Смерть мамы и ее появление в тонких снах, страхи и переживания восприимчивого ребенка с чутко резонирующей душой, – всё это есть, но так или иначе преображенное, подсвеченное теплотой желто-оранжевого абажура из детской.
Да, начало его творчества и время, когда стихи впервые попали в печать, разминулись на десятки лет. Долгое вызревание сделало вино поэзии еще более терпким, придав ноту благородной горечи.
Вот чудо: в стихах, посвященных воспоминаниям Тарковского о его раннем детстве и юности, нет не только эпического драматизма, свойственного поэту, – нет даже никакой лёгкой горчинки, напротив – звенящая лесная тишина, сладость разнотравья, полнота чувствования, видения и слышания.
Так полно и сильно может ощущать только безгрешное существо лет пяти.
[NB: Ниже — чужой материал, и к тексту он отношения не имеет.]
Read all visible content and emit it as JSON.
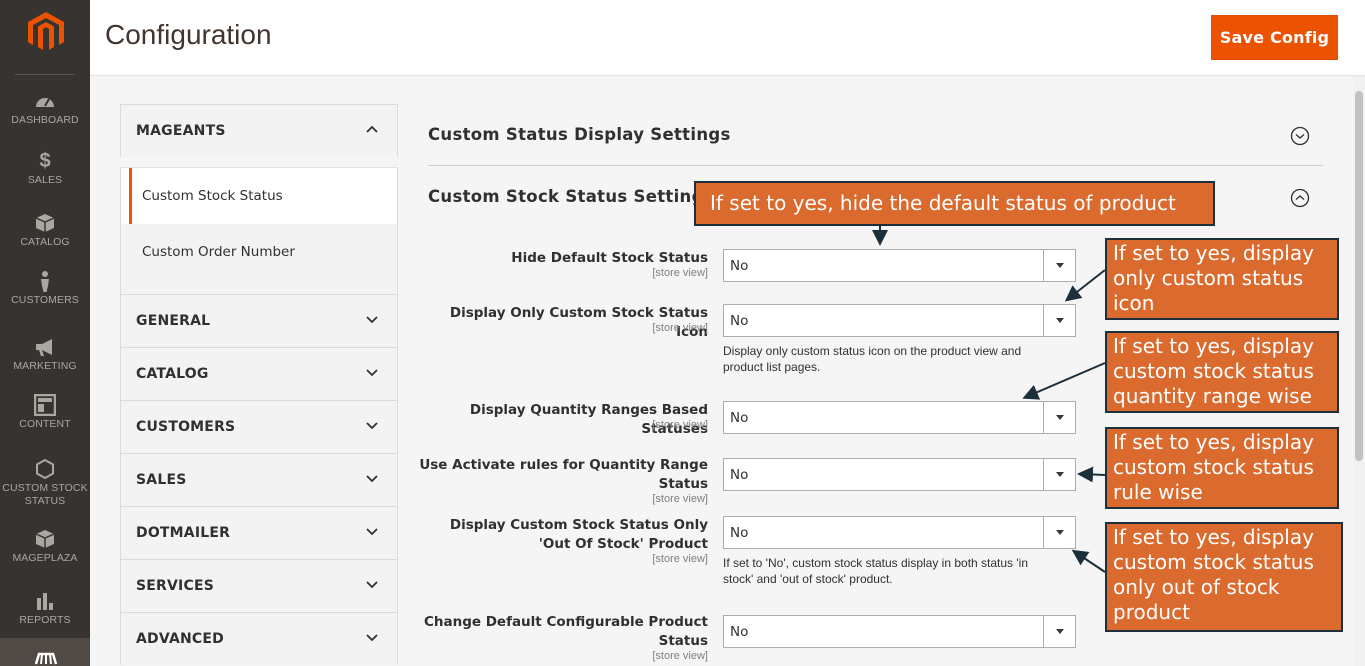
{
  "header": {
    "title": "Configuration",
    "save_label": "Save Config"
  },
  "nav": {
    "items": [
      {
        "label": "DASHBOARD",
        "icon": "dashboard-icon"
      },
      {
        "label": "SALES",
        "icon": "dollar-icon"
      },
      {
        "label": "CATALOG",
        "icon": "box-icon"
      },
      {
        "label": "CUSTOMERS",
        "icon": "person-icon"
      },
      {
        "label": "MARKETING",
        "icon": "megaphone-icon"
      },
      {
        "label": "CONTENT",
        "icon": "layout-icon"
      },
      {
        "label": "CUSTOM STOCK STATUS",
        "icon": "hexagon-icon"
      },
      {
        "label": "MAGEPLAZA",
        "icon": "box-icon"
      },
      {
        "label": "REPORTS",
        "icon": "bar-chart-icon"
      }
    ]
  },
  "tabs": {
    "mageants": "MAGEANTS",
    "sub": [
      "Custom Stock Status",
      "Custom Order Number"
    ],
    "groups": [
      "GENERAL",
      "CATALOG",
      "CUSTOMERS",
      "SALES",
      "DOTMAILER",
      "SERVICES",
      "ADVANCED"
    ]
  },
  "sections": {
    "display": "Custom Status Display Settings",
    "stock": "Custom Stock Status Settings"
  },
  "fields": [
    {
      "label": "Hide Default Stock Status",
      "scope": "[store view]",
      "value": "No"
    },
    {
      "label": "Display Only Custom Stock Status Icon",
      "scope": "[store view]",
      "value": "No",
      "note": "Display only custom status icon on the product view and product list pages."
    },
    {
      "label": "Display Quantity Ranges Based Statuses",
      "scope": "[store view]",
      "value": "No"
    },
    {
      "label": "Use Activate rules for Quantity Range Status",
      "scope": "[store view]",
      "value": "No"
    },
    {
      "label": "Display Custom Stock Status Only 'Out Of Stock' Product",
      "scope": "[store view]",
      "value": "No",
      "note": "If set to 'No', custom stock status display in both status 'in stock' and 'out of stock' product."
    },
    {
      "label": "Change Default Configurable Product Status",
      "scope": "[store view]",
      "value": "No"
    }
  ],
  "callouts": [
    "If set to yes, hide the default status of product",
    "If set to yes, display only custom status icon",
    "If set to yes, display custom stock status quantity range wise",
    "If set to yes, display custom stock status rule wise",
    "If set to yes, display custom stock status only out of stock product"
  ],
  "colors": {
    "accent": "#eb5202",
    "nav_bg": "#373330",
    "callout_bg": "#db6a2f",
    "callout_border": "#1e2f3c"
  }
}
Как взрослому человеку, прошедшему войну, лишения и личные трагедии, потерявшему ногу и отчасти – веру в людей и самого себя, удается возвращаться в это райское состояние – загадка дара Тарковского.
Был ли поэт в душе ребёнком? Вряд ли мы сможем об этом достоверно судить. Но вот инфантильным, сентиментальным – точно не был.
Из воспоминаний об Арсении Тарковском –Лариса Миллер:
«…Он так любил шутить и так легко отзывался на шутку. Помню, как сняв с полки самодельную книжку Даниила Хармса, он, покатываясь со смеху, читал его стихи и прозу.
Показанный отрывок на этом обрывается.